The Hidden Influence of the Unconscious Brain

Asher Kade

What emotions, thoughts or reaction do you have when viewing it? The reaction is no doubt phenomenally different!

There is a scientific explanation for this. Studies show that pictures of soft, cute, cuddly objects have a profound impression on our brain’s unconscious thoughts. So too is the phenomenon of touching soft, light objects. Scientists have proven in this aforementioned study that people (of both genders) are generally more flexible and open-minded when they sit in soft, cushioned seats and/or view pictures of soft, fluffy objects.

The Hidden Influence of the Unconscious Brain

Adversely, when participants of the aforementioned study viewed violent, crude pictures, they had adverse, negative reactions as expected. Coupled with sitting in hard, wooden chairs, their heart rate increased and they were less likely to compromise with prices on purchases or be open-minded and willing to cooperate with others.

Likewise, another study from Yale has discovered recently that when study participants were offered some sort of desirable compensation (like money), they were more apt to be able to suppress their unconscious behavior and/or reactions to stressful situations or being exposed to crude images.

Interesting results were obtained when the aforementioned studies tested the same participants on how they would rate a job applicant. One group was given light clipboards, weighing 12 ounces, each with a resume. The other group met the same job applicants and saw the same resumes, however, the latter were anchored onto heavy clipboards weighing approximately 4.5 pounds each.

The group given lighter clipboards judged the applicants less seriously and less qualified for the job. They were apt to allocate less government funds to social/public issues like education in a subsequent study by the same researchers.

The group that had the heavier clipboards took applicants more seriously, finding that their job skills and education were more desirable and the applicant wanted the job position more. These were the same job applicants with the same resumes that were given to the group with the lighter clipboards.


These studies correlate with another study whereby mammals, such as humans and primates, prefer physical warmth, the word “warmth” to describe someone and an increase in temperature (generally speaking). This coincides with the infant bonding experience when being close to another person or animal was one of the first memorable experiences.

Le Whif 3

Warmth translates over to generosity. According to the same study, simply holding a warm cup of coffee generates a person’s perception of another person as more loving, friendly and exuding positive characteristics. If someone holds a cup of iced coffee, the same person is more likely to perceive the other person as less generous, less sociable and less caring even though the same people were used in the study. Briefly holding a cup of hot coffee also made the same participants more likely to buy a gift for another person than if momentarily holding iced coffee!

Homeless ..

Moral integrity and purity is linked to physical hygiene according to this study. When participants were put in an environment with other people who were dirty and were physical disgusting due to lack of hygiene, participants judged them more harshly on their moral character. Certain areas of the front part of the brain (on p. 6 of the study’s article) overlap the activation of moral and physical disgust. It’s important to know that all of the people studied were unfamiliar with each other and therefore did not possess any pre-existing bias.

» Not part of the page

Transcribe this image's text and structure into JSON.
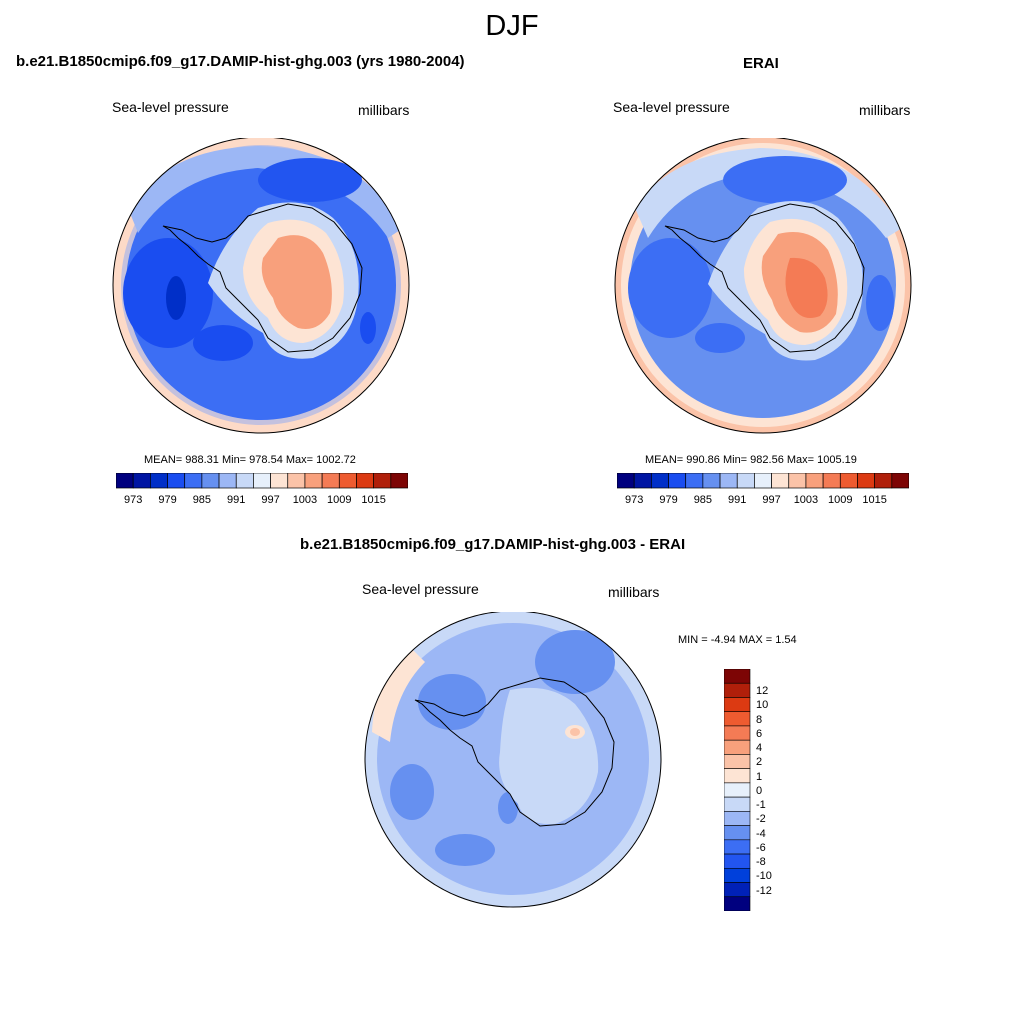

Physical pain and emotional pain are also heavily correlated in the unconscious brain. The sensation of rough material or even rough skin are associated with being demanding, rough and hardy in character, says Science News. It is a basic lesson learned early in life, as babies and young children touch everything in their world, often placing objects into their mouths.

Clothes make the man… and woman

Clothes made the man

When, in another study a group of participants were exposed to physiological pain via social rejection and social apathy, the participants were more liable to experience physical numbness than the group with the opposite exposure. The higher the psychological pain the participants experienced, the higher increase in physical pain tolerance and physical numbness. It’s a natural process by which to survive adverse situations.

The conclusion is this. If people want to be highly successful in life, generally speaking, they need to take a conscious effort to appease the unconscious brain. In other words, surround one’s environment, office, home, etc. with objects and furniture that are soft, fluffy and tranquil in nature. Keep coffee or other drinks freshly brewed or hot. Have a neutral, comfortable temperature in the room. Invest in a manicure (even for guys) and make sure hands are soft and supple. Take at least one shower a day; be meticulous about appearance and first impressions. Shake hands often because physical warmth is usually desirable. Don’t wear itchy materials and have an environment filled with objects of that sort.

If one will notice, businesses like law enforcement and security don’t have an environment with tactile-friendly objects and personnel. However, daycares, elementary schools and social services businesses readily incorporate these tactile-friendly atmospheres.